Al consultorio llegan adolescentes y adultos jóvenes que confiesan vivir «alertas» a cada notificación, como si cada sonido pudiera confirmar su relevancia social. Esta actitud hiperreactiva no solo desgasta, sino que también alimenta un estilo de pensamiento acelerado, anticipatorio y cargado de autoexigencia.

En la práctica clínica es frecuente ver cómo el FOMO influye en las relaciones. Quienes lo padecen suelen experimentar dificultad para disfrutar el momento presente, pues su atención oscila entre lo que viven y lo que creen que podrían estar perdiendo. Se genera un tipo de presencia fragmentada que erosiona la conexión emocional y alimenta una sensación de vacío.

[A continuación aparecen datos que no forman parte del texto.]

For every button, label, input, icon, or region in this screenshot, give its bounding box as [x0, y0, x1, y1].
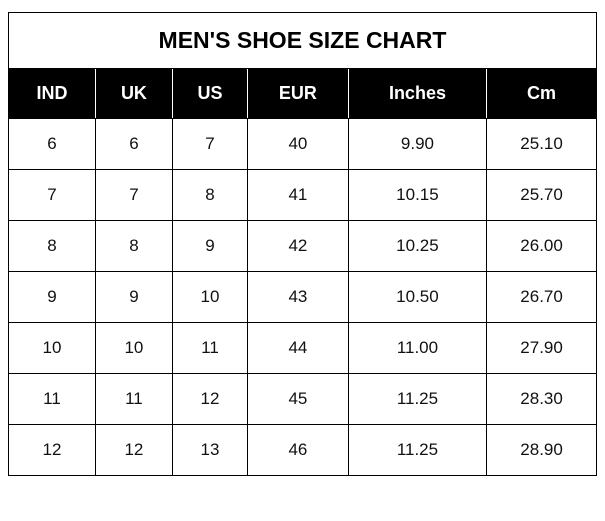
cell-ind: 12: [9, 425, 96, 476]
cell-cm: 26.70: [487, 272, 597, 323]
cell-eur: 44: [248, 323, 349, 374]
cell-ind: 6: [9, 119, 96, 170]
cell-us: 10: [172, 272, 247, 323]
cell-cm: 27.90: [487, 323, 597, 374]
cell-us: 12: [172, 374, 247, 425]
cell-uk: 7: [95, 170, 172, 221]
col-inches: Inches: [348, 69, 486, 119]
cell-ind: 7: [9, 170, 96, 221]
table-row: 6 6 7 40 9.90 25.10: [9, 119, 597, 170]
cell-inches: 10.25: [348, 221, 486, 272]
cell-cm: 25.10: [487, 119, 597, 170]
cell-inches: 11.25: [348, 374, 486, 425]
cell-inches: 10.15: [348, 170, 486, 221]
cell-cm: 26.00: [487, 221, 597, 272]
cell-cm: 25.70: [487, 170, 597, 221]
table-row: 8 8 9 42 10.25 26.00: [9, 221, 597, 272]
size-chart-table: MEN'S SHOE SIZE CHART IND UK US EUR Inch…: [8, 12, 597, 476]
cell-uk: 8: [95, 221, 172, 272]
cell-eur: 41: [248, 170, 349, 221]
cell-cm: 28.90: [487, 425, 597, 476]
table-row: 12 12 13 46 11.25 28.90: [9, 425, 597, 476]
col-cm: Cm: [487, 69, 597, 119]
cell-eur: 43: [248, 272, 349, 323]
cell-us: 13: [172, 425, 247, 476]
cell-uk: 10: [95, 323, 172, 374]
cell-inches: 11.25: [348, 425, 486, 476]
col-uk: UK: [95, 69, 172, 119]
cell-eur: 46: [248, 425, 349, 476]
cell-ind: 10: [9, 323, 96, 374]
table-row: 10 10 11 44 11.00 27.90: [9, 323, 597, 374]
table-row: 9 9 10 43 10.50 26.70: [9, 272, 597, 323]
cell-ind: 9: [9, 272, 96, 323]
cell-eur: 45: [248, 374, 349, 425]
cell-uk: 9: [95, 272, 172, 323]
table-row: 11 11 12 45 11.25 28.30: [9, 374, 597, 425]
col-ind: IND: [9, 69, 96, 119]
table-row: 7 7 8 41 10.15 25.70: [9, 170, 597, 221]
cell-cm: 28.30: [487, 374, 597, 425]
header-row: IND UK US EUR Inches Cm: [9, 69, 597, 119]
cell-eur: 40: [248, 119, 349, 170]
size-chart-wrapper: MEN'S SHOE SIZE CHART IND UK US EUR Inch…: [0, 0, 605, 476]
cell-ind: 8: [9, 221, 96, 272]
cell-us: 7: [172, 119, 247, 170]
cell-uk: 6: [95, 119, 172, 170]
cell-inches: 10.50: [348, 272, 486, 323]
cell-us: 9: [172, 221, 247, 272]
col-us: US: [172, 69, 247, 119]
cell-inches: 9.90: [348, 119, 486, 170]
cell-ind: 11: [9, 374, 96, 425]
cell-inches: 11.00: [348, 323, 486, 374]
cell-uk: 12: [95, 425, 172, 476]
cell-us: 8: [172, 170, 247, 221]
title-row: MEN'S SHOE SIZE CHART: [9, 13, 597, 69]
cell-us: 11: [172, 323, 247, 374]
chart-title: MEN'S SHOE SIZE CHART: [9, 13, 597, 69]
col-eur: EUR: [248, 69, 349, 119]
cell-uk: 11: [95, 374, 172, 425]
cell-eur: 42: [248, 221, 349, 272]
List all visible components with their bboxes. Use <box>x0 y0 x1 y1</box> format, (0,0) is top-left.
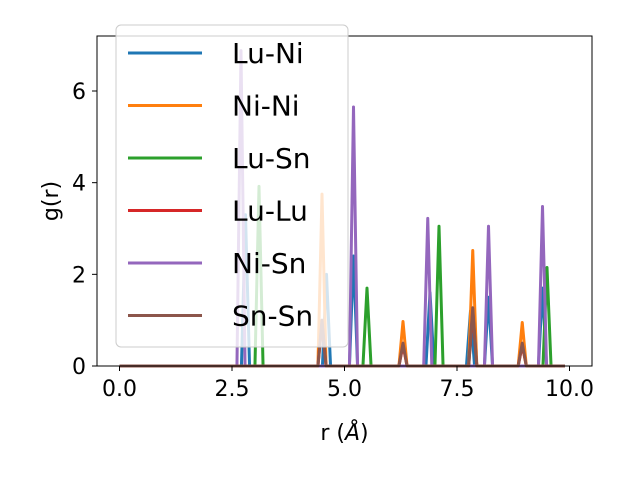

Asimismo, se observa un fenómeno interesante: cuanto más intenso es el FOMO, mayor es la tendencia a construir una imagen pública orientada a la aprobación. Esto provoca un alejamiento progresivo de la autenticidad personal, generando un círculo de insatisfacción donde la persona se mide a sí misma con parámetros externos.

En la práctica profesional he visto cómo trabajar la atención plena, la regulación emocional y la reconexión con valores personales ayuda a romper el ciclo del FOMO. Cuando los consultantes logran reconectar con la calma, con la autoobservación y con la claridad sobre lo que realmente desean, disminuye el impacto emocional del mundo digital.

La clave está en reconstruir la relación con el presente. Cuando alguien empieza a comprender que la felicidad no depende de acumular experiencias sino de habitarlas, se produce un cambio: el ruido externo pierde poder y emerge una mayor sensación de paz interna.

El desafío no es desconectarse de la tecnología, sino desconectarse de la presión simbólica que esta puede generar. El FOMO no se vence ignorando el mundo, sino recuperando el propio.

En un momento histórico donde todo parece urgente, inmediato y compartible, cuidar la mente se vuelve un acto de resistencia. Reconocer el FOMO como una señal —no como un defecto— puede convertirse en el primer paso hacia una relación más libre con la vida digital.

Cada día, más personas buscan apoyo porque sienten que «no dan abasto» emocionalmente. Escucharlos confirma una idea esencial: no necesitamos estar en todas partes para sentirnos plenos; necesitamos estar firmemente arraigados en nosotros mismos.